What is philosophy? In spite of the fact that I can be quite a terrible student, I always feel a certain love for philosophy. I’ve learned, sometimes heartbreakingly, what others expect it to be. Now, I do not claim to know anything about you, although I do not rule out us having some things in common. I get the idea, like me, that you find yourself asking time and again what the value of philosophy is? So, I thought I share a good book that gets me turned on. (click the pic to read the book).
excerpts from Introduction: The Question Then…
…philosophy is the art of forming, inventing, and fabricating concepts…The philosopher is an expert in concepts and in the lack of them. He knows which are not viable, which are arbitrary or inconsistent, which ones do not hold up for an instant. On the other hand, he also knows which are well formed and attest to a creation, however disturbing or dangerous it may be.
More rigorously, philosophy is the discipline that involves creating concepts… Concepts are not waiting for us ready-made, like heavenly bodies. There is no heaven for concepts. They must be invented, fabricated or rather created and would be nothing without their creator’s signature. Nietzsche laid down the task of philosophy when he wrote, ‘[Philosophers] must no longer accept concepts as a gift, nor merely purify and polish them, but first make and create them, present them and make them convincing. Hitherto one has generally trusted one’s concepts as if they were a dowry from some sort of wonderland’

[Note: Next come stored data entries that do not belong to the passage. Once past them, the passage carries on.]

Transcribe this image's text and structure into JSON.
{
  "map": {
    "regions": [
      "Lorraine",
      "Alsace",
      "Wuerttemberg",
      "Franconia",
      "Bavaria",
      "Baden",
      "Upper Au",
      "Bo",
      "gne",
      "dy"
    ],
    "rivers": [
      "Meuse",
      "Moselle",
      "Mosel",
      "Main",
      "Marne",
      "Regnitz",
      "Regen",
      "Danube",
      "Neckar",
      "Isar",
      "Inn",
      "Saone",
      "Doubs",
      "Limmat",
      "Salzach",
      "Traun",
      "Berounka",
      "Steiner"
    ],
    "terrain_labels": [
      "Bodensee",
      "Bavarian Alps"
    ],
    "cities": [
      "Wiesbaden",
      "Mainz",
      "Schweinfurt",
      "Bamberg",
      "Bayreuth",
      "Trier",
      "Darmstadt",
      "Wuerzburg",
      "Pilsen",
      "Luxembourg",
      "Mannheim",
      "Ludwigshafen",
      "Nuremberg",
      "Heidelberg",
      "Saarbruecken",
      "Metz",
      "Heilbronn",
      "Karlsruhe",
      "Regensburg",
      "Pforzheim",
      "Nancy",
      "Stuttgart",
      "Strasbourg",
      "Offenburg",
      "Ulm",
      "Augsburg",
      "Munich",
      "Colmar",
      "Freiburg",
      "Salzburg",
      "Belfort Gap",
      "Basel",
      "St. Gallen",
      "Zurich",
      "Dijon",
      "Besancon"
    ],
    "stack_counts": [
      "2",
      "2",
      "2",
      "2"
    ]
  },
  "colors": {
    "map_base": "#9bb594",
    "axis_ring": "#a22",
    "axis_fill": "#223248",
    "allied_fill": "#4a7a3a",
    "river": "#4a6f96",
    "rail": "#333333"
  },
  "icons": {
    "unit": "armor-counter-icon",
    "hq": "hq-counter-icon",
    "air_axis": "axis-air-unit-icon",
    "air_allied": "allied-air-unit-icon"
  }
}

Plato said Ideas must be contemplated, but first of all he had to create the concept of Idea. What would the value of a philosopher of whom one could say, ‘He has created no concepts; he has not created his own concepts’?
We can at least see what philosophy is not: it is not contemplation, reflection, or communication. This is the case even though it may sometimes believe it is one or other of these, as a result of the capacity of every discipline to produce its own illusions and hide behind its own peculiar smokescreen… It is not contemplation, for contemplation are things themselves as seen in the creation of their specific concepts. It is not reflection, because no one needs philosophy to reflect on anything… Mathematicians, as mathematicians, have never waited for philosophers before reflecting on mathematics, nor artist before reflecting on painting or music… Nor does philosophy find a final refuge in communication, which only works under the sway of opinions in order to create “consensus” and not concepts… Philosophy does not contemplate, reflect, or communicate, although it must create concepts for these actions or passions… To create concepts is, at the very least, to make something. This alters the question of philosophy’s use or usefulness, or even its harmfulness (to whom is it harmful?).